We bought a bigger house so it would fit all of our books in, we don’t regret it. I spend a lot of my time building new shelves to fit all our books on. My wife and I buy enormous amounts of books, she prefers huge weighty non-fiction books on art and photography, which take up an entire wall of our living room, while I have filled the rest of the house with sci-fi and fantasy paperbacks, classic literature, and stuff that just looked like it might be interesting from the cover, along with the poetry collection begun by my Grandfather, that I promised I’d increase and pass on to another generation, I’m doing okay with the first bit of that, and have tremendous optimism over the second. Of course I throw a lot of them back into the world via charity shops, and occasionally leaving them on buses, but the piles get bigger, never smaller, which is great, because books are great, even the ones you never get round to reading.

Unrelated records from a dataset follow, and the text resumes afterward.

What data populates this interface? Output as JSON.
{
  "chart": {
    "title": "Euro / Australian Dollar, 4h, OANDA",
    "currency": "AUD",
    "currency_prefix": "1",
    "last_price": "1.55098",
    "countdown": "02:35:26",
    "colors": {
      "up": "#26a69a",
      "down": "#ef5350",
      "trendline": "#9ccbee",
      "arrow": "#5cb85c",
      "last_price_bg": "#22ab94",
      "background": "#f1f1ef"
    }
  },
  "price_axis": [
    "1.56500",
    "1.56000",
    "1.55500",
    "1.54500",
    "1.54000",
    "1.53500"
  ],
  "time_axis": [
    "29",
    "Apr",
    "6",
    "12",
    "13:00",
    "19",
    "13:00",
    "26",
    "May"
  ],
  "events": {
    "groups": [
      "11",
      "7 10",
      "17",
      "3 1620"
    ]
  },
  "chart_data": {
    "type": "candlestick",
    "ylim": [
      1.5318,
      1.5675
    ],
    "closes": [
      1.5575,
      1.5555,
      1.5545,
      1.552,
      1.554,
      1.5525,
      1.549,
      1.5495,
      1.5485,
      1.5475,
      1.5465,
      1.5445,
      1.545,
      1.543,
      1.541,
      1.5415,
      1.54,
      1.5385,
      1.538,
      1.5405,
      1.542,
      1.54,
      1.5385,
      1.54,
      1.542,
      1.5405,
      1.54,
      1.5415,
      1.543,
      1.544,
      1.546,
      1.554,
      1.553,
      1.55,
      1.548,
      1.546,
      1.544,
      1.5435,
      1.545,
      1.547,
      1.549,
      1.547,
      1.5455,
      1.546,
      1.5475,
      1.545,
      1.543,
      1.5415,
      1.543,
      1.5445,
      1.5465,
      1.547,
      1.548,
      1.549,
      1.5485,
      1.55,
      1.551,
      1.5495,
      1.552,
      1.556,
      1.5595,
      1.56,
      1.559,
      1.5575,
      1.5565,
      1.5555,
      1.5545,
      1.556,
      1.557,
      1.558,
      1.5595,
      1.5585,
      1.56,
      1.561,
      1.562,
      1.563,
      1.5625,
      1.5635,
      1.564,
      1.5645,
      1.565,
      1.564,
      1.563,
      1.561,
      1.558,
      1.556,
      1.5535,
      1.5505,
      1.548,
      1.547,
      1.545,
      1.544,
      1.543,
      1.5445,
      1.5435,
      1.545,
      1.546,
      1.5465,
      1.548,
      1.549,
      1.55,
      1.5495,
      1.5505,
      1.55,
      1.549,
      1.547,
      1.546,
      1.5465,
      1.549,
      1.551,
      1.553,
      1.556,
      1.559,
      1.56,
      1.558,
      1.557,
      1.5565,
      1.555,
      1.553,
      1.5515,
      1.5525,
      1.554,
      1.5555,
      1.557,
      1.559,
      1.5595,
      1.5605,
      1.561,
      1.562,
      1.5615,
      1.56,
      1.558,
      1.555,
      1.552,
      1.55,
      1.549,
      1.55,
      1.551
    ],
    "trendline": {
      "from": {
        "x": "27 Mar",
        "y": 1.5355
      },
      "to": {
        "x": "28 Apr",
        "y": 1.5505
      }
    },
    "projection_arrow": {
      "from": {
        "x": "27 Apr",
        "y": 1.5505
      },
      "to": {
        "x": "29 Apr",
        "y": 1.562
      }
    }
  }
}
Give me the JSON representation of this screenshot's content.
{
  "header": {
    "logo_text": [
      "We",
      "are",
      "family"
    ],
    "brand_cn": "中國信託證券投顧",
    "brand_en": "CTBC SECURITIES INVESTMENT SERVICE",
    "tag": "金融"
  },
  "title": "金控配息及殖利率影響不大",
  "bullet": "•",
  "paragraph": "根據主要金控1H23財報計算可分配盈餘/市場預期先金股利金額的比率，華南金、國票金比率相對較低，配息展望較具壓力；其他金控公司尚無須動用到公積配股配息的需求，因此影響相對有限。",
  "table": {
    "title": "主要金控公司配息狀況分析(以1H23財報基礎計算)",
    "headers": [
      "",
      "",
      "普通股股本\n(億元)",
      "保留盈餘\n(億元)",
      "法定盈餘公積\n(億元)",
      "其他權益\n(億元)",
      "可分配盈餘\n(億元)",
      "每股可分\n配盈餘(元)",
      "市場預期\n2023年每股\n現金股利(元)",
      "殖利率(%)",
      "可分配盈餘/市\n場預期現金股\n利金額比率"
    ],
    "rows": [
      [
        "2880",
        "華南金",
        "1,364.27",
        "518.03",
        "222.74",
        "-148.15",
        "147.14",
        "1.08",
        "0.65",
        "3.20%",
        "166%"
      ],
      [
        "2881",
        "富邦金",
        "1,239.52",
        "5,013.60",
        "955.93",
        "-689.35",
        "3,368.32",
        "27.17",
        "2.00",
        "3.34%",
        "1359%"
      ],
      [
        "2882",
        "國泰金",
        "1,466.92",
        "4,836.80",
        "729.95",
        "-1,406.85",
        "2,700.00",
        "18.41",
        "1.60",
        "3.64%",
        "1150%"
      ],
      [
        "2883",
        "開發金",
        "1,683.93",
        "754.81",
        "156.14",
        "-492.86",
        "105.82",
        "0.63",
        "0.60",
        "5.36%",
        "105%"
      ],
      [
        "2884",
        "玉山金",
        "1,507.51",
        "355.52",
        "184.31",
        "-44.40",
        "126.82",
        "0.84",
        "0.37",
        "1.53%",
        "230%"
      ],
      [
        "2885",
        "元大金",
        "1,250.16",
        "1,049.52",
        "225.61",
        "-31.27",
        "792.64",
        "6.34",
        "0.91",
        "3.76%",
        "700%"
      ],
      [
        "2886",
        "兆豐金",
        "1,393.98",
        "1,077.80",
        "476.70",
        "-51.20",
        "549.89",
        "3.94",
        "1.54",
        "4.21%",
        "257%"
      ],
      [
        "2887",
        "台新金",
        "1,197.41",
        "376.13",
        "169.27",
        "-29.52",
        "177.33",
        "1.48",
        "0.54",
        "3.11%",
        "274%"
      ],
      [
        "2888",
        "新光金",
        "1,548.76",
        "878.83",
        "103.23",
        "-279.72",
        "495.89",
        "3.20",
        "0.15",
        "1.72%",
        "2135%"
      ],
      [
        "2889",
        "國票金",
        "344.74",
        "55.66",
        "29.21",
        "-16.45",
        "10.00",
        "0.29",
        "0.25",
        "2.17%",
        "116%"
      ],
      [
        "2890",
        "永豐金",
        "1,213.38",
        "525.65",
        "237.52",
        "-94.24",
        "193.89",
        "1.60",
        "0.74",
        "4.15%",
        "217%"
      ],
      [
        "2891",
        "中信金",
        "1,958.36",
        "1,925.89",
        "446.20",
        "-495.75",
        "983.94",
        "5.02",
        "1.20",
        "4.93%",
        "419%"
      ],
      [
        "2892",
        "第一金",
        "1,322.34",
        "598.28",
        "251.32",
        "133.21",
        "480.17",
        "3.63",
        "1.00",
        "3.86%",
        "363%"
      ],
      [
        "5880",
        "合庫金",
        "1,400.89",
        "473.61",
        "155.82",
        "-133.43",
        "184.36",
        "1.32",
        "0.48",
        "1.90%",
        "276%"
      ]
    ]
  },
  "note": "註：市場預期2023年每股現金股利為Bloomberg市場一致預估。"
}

I have devoted most of my life to pure escapism, sometimes via transcendental music, sometimes via hallucinogens and narcotics, sometimes via the cinema screen, sometimes via the simple, beautiful method of cider. But the only one that works best, and can take me to where I want to be, be it Ankh-Morpork, 19th century Paris, the Shire or Toad Hall, is just some bits of paper with ink on. I would not want it any other way.
George Orwell also likes books

*as an impressionable 22 year old, I left Barnstaple Cinema having seen the Phantom Menace, a film I had waited more than half my life to see, convinced that it was the best film of the entire Star Wars saga.


After seeing it again, I quickly realised how wrong I was. How very, very wrong.